U.S. House Said to Mull Adding Volcker Rule Shift to Budget Bill

(Bloomberg) -- Lawmakers in the U.S. House of Representatives are considering whether to add a measure that would ease one of Wall Street’s most hated post-financial crisis rules to a must-pass spending bill, according to a person with knowledge of the matter.

The move to change the Volcker Rule’s ban on proprietary trading may be included in next year’s budget for financial regulators, according to the person who asked not to be identified because the final text of the bill hasn’t been released.

The measure, which passed the House earlier this year, would put one regulator in charge of the rule’s implementation, instead of five, potentially making it simpler for banks to comply with it and to lobby to alter it. Firms including Goldman Sachs Group Inc. have been lobbying Congress to make such a change for years.

The House Appropriations Subcommittee on Financial Services is to begin work on a budget for agencies, including the U.S. Securities and Exchange Commission, on Thursday. A spokesman for Representative Tom Graves of Georgia, who chairs the subcommittee, declined to comment on whether the Volcker change would be included.

The Federal Reserve now shares oversight of the Volcker Rule with four other agencies, including the Securities and Exchange Commission and the Office of the Comptroller of the Currency. Banks argue the situation leads to redundant oversight, and makes it challenging to lobby for tweaks because five different regulators must agree on any revisions.

The measure, sponsored by French Hill, an Arkansas Republican, would make the Fed the sole regulator in charge of the Volcker Rule, which was created as part of the Dodd-Frank Act to restrict banks from trading with their own money.

Although the House approved the measure in April, it does not yet have a clear path forward for Senate passage.
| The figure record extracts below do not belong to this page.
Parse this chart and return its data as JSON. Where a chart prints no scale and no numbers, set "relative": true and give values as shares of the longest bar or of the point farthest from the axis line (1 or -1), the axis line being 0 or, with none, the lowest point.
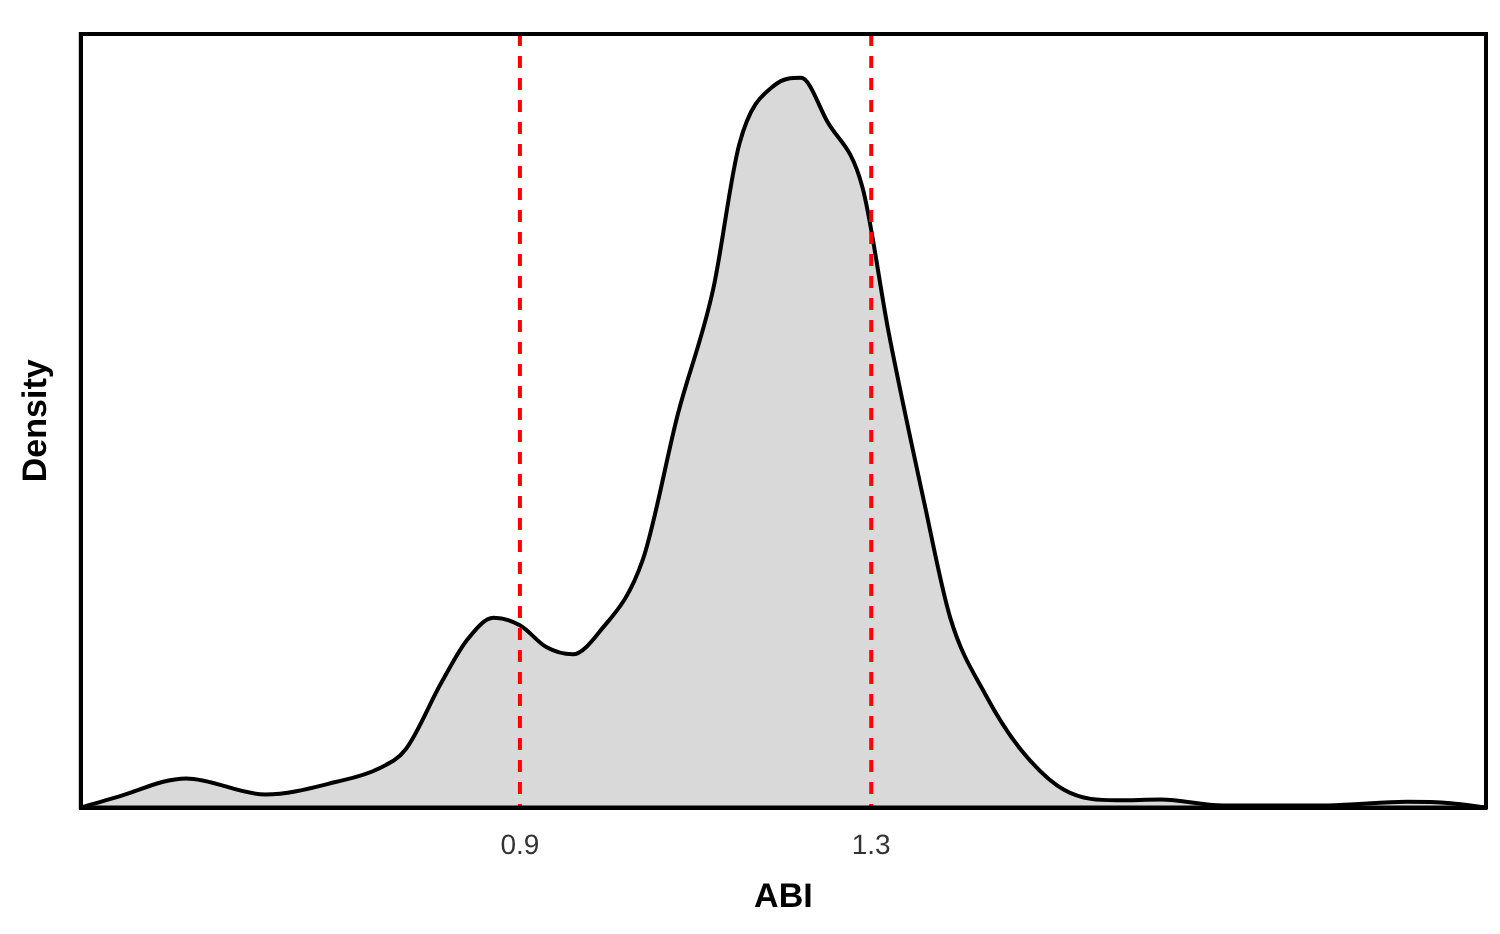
{
  "chart_data": {
    "type": "area",
    "xlabel": "ABI",
    "ylabel": "Density",
    "relative": true,
    "xlim": [
      0.4,
      2.0
    ],
    "xticks": [
      0.9,
      1.3
    ],
    "grid": false,
    "legend": false,
    "marker": "none",
    "line_style": "solid",
    "x": [
      0.4,
      0.44,
      0.52,
      0.61,
      0.69,
      0.74,
      0.77,
      0.81,
      0.84,
      0.87,
      0.9,
      0.93,
      0.96,
      0.99,
      1.04,
      1.08,
      1.12,
      1.15,
      1.19,
      1.22,
      1.25,
      1.29,
      1.32,
      1.36,
      1.39,
      1.43,
      1.47,
      1.52,
      1.58,
      1.63,
      1.7,
      1.82,
      1.91,
      1.96,
      2.0
    ],
    "series": [
      {
        "color": "#d9d9d9",
        "values": [
          0,
          0.014,
          0.04,
          0.018,
          0.035,
          0.054,
          0.08,
          0.17,
          0.23,
          0.26,
          0.25,
          0.22,
          0.21,
          0.24,
          0.34,
          0.54,
          0.71,
          0.91,
          0.99,
          1,
          0.94,
          0.85,
          0.65,
          0.42,
          0.26,
          0.155,
          0.08,
          0.024,
          0.01,
          0.011,
          0.003,
          0.003,
          0.008,
          0.006,
          0
        ]
      }
    ],
    "ref_lines": [
      {
        "axis": "x",
        "value": 0.9,
        "color": "#ff0000",
        "line_style": "dashed"
      },
      {
        "axis": "x",
        "value": 1.3,
        "color": "#ff0000",
        "line_style": "dashed"
      }
    ]
  }
}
Its chances improve, however, should House lawmakers succeed in slipping it into the spending bill.

The Volcker Rule, named for former Federal Reserve Chairman Paul Volcker, has been a top target of Trump administration plans to cut back financial regulations that it sees as impediments to growth. Financial regulators appointed by President Donald Trump have already begun working on ways to revise the rule.

Supporters of the Volcker Rule say it protects against speculative bets that contributed to the 2008 meltdown and that any move to weaken it ultimately puts consumers at risk.